What is Tetrahydrocannabinol (THC)?
Tetrahydrocannabinol (THC) is one of the 113 cannabinoids identified in the flowering plant genus Cannabis. The psychoactive chemical has been shown to reduce nausea and vomiting during chemotherapy, improve appetite in people with HIV/AIDS, and reduce chronic pain and muscle spasms. THC demonstrates its effects through weak partial agonist activity at Cannabinoid-1 (CB1) and Cannabinoid-2 (CB2) receptors, while having a higher affinity for CB1 receptors. In chronic cannabis users, the CB1 receptor can become desensitized and lead to Cannabis Hyperemesis Syndrome (CHS). THC is a Schedule I drug of the Controlled Substances Act and remains illegal on the Federal level in the United States.
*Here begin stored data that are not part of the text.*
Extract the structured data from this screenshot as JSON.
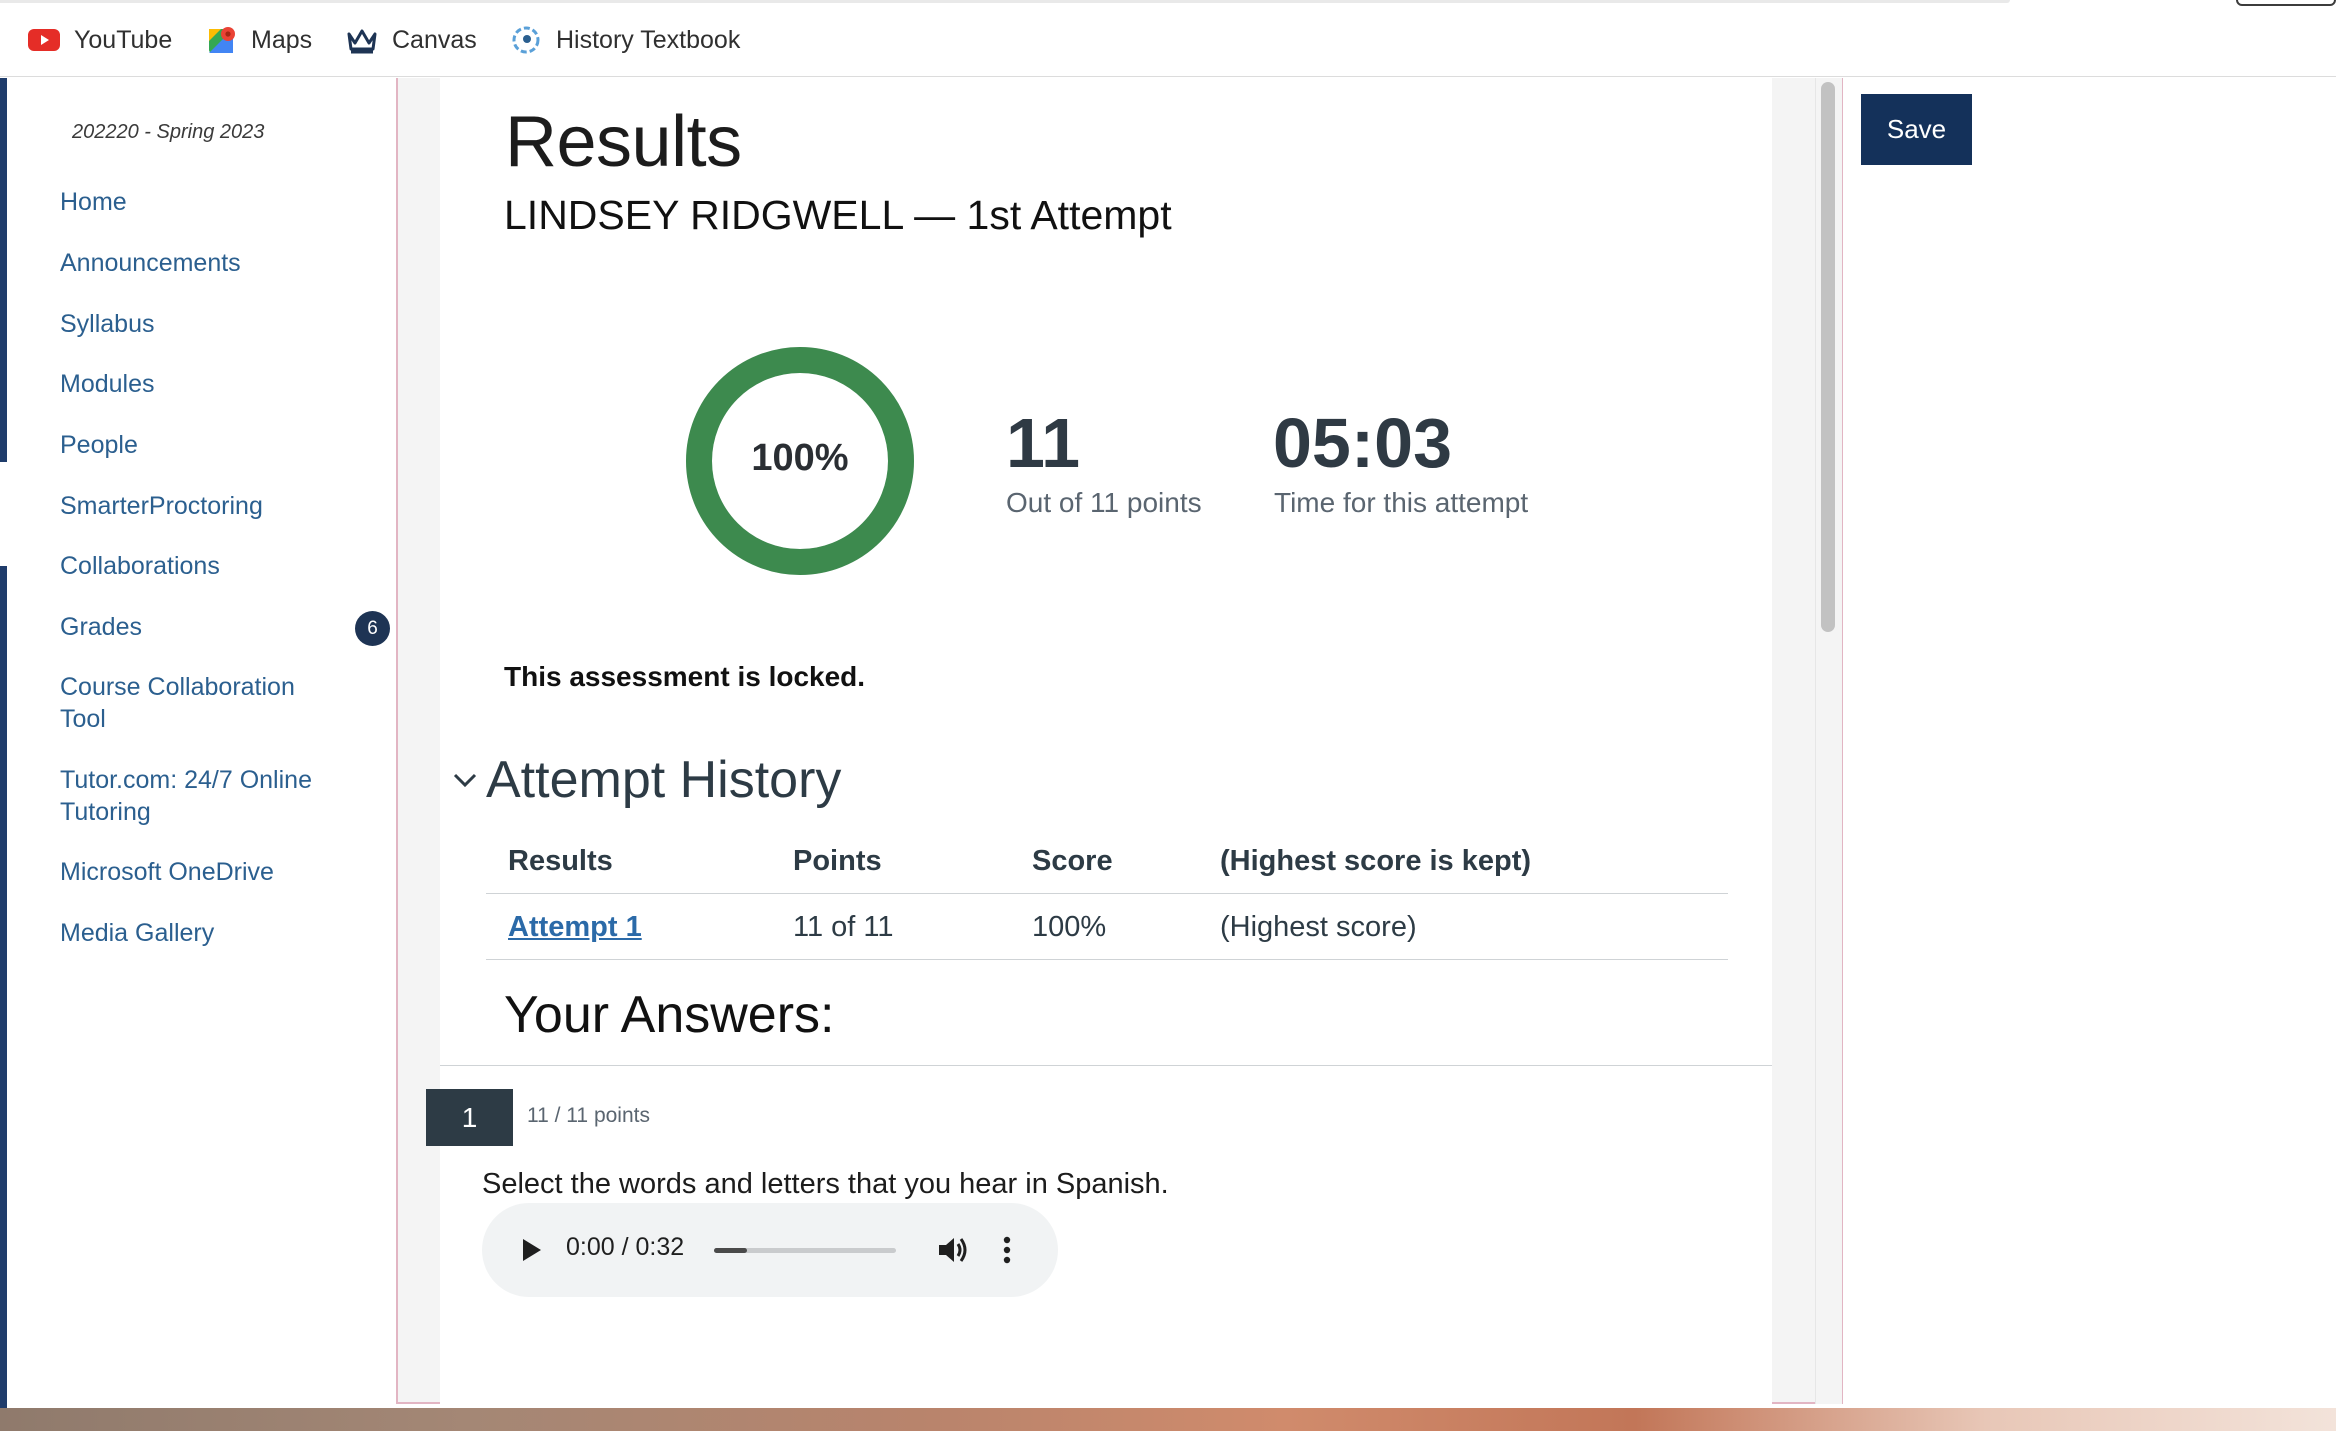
{
  "bookmarks": [
    {
      "label": "YouTube",
      "icon": "youtube-icon"
    },
    {
      "label": "Maps",
      "icon": "maps-icon"
    },
    {
      "label": "Canvas",
      "icon": "canvas-icon"
    },
    {
      "label": "History Textbook",
      "icon": "history-textbook-icon"
    }
  ],
  "course_nav": {
    "term": "202220 - Spring 2023",
    "items": [
      {
        "label": "Home"
      },
      {
        "label": "Announcements"
      },
      {
        "label": "Syllabus"
      },
      {
        "label": "Modules"
      },
      {
        "label": "People"
      },
      {
        "label": "SmarterProctoring"
      },
      {
        "label": "Collaborations"
      },
      {
        "label": "Grades",
        "badge": "6"
      },
      {
        "label": "Course Collaboration Tool"
      },
      {
        "label": "Tutor.com: 24/7 Online Tutoring"
      },
      {
        "label": "Microsoft OneDrive"
      },
      {
        "label": "Media Gallery"
      }
    ]
  },
  "save_label": "Save",
  "results": {
    "title": "Results",
    "student_attempt": "LINDSEY RIDGWELL — 1st Attempt",
    "score_percent": "100%",
    "score_fraction": 1.0,
    "points": "11",
    "points_caption": "Out of 11 points",
    "time": "05:03",
    "time_caption": "Time for this attempt",
    "locked_message": "This assessment is locked."
  },
  "attempt_history": {
    "title": "Attempt History",
    "columns": [
      "Results",
      "Points",
      "Score",
      "(Highest score is kept)"
    ],
    "rows": [
      {
        "results": "Attempt 1",
        "points": "11 of 11",
        "score": "100%",
        "note": "(Highest score)"
      }
    ]
  },
  "answers": {
    "title": "Your Answers:",
    "question": {
      "number": "1",
      "points": "11 / 11 points",
      "text": "Select the words and letters that you hear in Spanish."
    },
    "audio": {
      "time": "0:00 / 0:32",
      "progress": 0.18
    }
  },
  "colors": {
    "ring": "#3d8a4e",
    "save_button": "#14315a",
    "nav_link": "#2b5f8f",
    "badge": "#1e3454"
  }
}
What is Cannabidiol (CBD)?
Cannabidiol (CBD) is a naturally occurring compound found in the resinous flower of cannabis with analgesic, anticonvulsant, muscle relaxant, anxiolytic, neuroprotective, anti-oxidant, and anti-psychotic activity. CBD does not have the psychoactive properties of THC. CBD has little affinity for the two cannabinoid receptors (CB1 & CB2). Instead, it acts as an indirect antagonist of cannabinoid. This means that CBD acts to suppress the CB1 and CB2 activating qualities of a cannabinoid like THC. CBD has also been found to interact with other non-cannabinoid receptors, including 5-HT1A receptors and the vanilloid receptor TRPV-1. CBD is legal in all 50 states.